Вьетнамец поклонился.
– Я могу это делать только для тех американцев, которые здесь воевали.
– Я не воевала, – возразила Сьюзан, – но, глядя на вас троих, ощутила, будто сама здесь была.
– Вы полагаете, – огорчился Тед, – что мне следовало взять с собой жену?
– Конечно. Приезжайте с ней завтра.
Тед прикусил губу и кивнул.
– Она хотела поехать. Это я ее отговорил.
– Ясно, – проговорила Сьюзан и что-то сказала по-вьетнамски Траму.
Тот ответил. Мы все пожали друг другу руки. Тед пошел к своему автобусу, а вьетнамец, видимо, домой. Мы возвратились в машину, и я приказал Локу:
– Теперь в Куангчи.
Машина выехала на шоссе № 9, и мы направились на восток, назад к побережью, туда, где я провел большую часть времени во Вьетнаме и где меня выбросили с вертолета в центре еще одного кошмара.
– Невероятно, какая встреча! – сказала мне Сьюзан.
Я промолчал.
– Ты сам-то как?
– Прекрасно.
– Пол, как ты думаешь, почему тебе удалось выжить.
– Убей, не знаю.
– Вот Трам остался жив, хотя половина его товарищей погибли. Тед Бакли тоже. И ты. Что это: судьба? Умение? Или удача?

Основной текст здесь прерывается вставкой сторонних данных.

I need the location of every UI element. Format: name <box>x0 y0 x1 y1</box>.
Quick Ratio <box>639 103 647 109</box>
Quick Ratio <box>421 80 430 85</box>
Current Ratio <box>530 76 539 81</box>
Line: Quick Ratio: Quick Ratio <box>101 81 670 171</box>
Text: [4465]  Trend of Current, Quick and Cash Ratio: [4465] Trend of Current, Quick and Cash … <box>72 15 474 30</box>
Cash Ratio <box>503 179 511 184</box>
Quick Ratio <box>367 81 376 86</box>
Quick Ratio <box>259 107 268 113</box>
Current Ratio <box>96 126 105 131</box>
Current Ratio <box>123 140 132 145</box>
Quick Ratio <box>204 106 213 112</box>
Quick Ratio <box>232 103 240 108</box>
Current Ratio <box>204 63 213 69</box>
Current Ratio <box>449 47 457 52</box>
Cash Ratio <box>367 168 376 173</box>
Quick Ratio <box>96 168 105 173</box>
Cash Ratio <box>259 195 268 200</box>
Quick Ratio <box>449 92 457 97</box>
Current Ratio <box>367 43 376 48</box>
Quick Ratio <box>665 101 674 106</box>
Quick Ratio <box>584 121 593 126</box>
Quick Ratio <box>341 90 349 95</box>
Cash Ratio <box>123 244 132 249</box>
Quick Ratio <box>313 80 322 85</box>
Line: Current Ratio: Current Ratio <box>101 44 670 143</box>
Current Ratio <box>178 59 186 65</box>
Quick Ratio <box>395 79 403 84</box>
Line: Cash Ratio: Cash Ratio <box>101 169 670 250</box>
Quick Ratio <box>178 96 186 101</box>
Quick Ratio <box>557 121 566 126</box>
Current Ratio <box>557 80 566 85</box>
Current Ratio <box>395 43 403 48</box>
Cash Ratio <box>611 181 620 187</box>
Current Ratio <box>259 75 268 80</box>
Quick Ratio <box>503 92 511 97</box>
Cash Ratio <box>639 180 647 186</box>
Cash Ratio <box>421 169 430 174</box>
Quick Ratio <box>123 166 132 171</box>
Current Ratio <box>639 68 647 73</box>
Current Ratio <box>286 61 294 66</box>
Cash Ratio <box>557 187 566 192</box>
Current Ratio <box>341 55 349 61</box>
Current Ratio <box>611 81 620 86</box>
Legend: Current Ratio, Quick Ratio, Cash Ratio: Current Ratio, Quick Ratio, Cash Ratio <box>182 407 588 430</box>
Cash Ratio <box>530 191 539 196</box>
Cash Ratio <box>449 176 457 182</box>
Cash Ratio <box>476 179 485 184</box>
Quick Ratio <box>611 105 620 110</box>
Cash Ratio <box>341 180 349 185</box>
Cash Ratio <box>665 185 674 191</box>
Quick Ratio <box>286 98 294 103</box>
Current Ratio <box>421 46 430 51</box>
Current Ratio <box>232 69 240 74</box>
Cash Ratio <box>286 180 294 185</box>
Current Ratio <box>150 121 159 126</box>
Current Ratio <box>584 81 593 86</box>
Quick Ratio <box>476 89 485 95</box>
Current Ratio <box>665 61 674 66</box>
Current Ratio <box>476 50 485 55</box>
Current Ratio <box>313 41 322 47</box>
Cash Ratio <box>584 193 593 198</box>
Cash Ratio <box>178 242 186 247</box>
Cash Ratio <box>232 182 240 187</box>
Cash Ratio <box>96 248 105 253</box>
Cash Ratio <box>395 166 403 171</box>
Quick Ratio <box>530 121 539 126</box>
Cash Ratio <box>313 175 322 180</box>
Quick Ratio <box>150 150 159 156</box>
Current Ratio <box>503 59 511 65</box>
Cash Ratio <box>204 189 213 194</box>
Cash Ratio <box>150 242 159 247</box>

– Честное слово, понятия не имею. Если бы мертвые могли говорить, они бы объяснили, почему погибли, а у живых ответа нет.
Сьюзан взяла меня за руку, и мы молча ехали по дороге через Кесанг, что в переводе означает Зеленая долина. И я почувствовал, какая злая ирония содержалась в этом названии для двадцати тысяч северовьетнамских солдат, которые видели, как эта долина краснела от их крови, как серела земля, превращаясь в пепел после разрывов бомб, а затем чернела от разлагавшихся трупов.
А южные вьетнамцы – те, кто сражался за свою родину? Не пожалели ли они, что позвали американцев? Ведь никто не умеет так надежно сровнять с землей все, что над ней возвышается, как американцы. И разрушения, которые оставили гости, оказались сверх всяких ожиданий хозяев.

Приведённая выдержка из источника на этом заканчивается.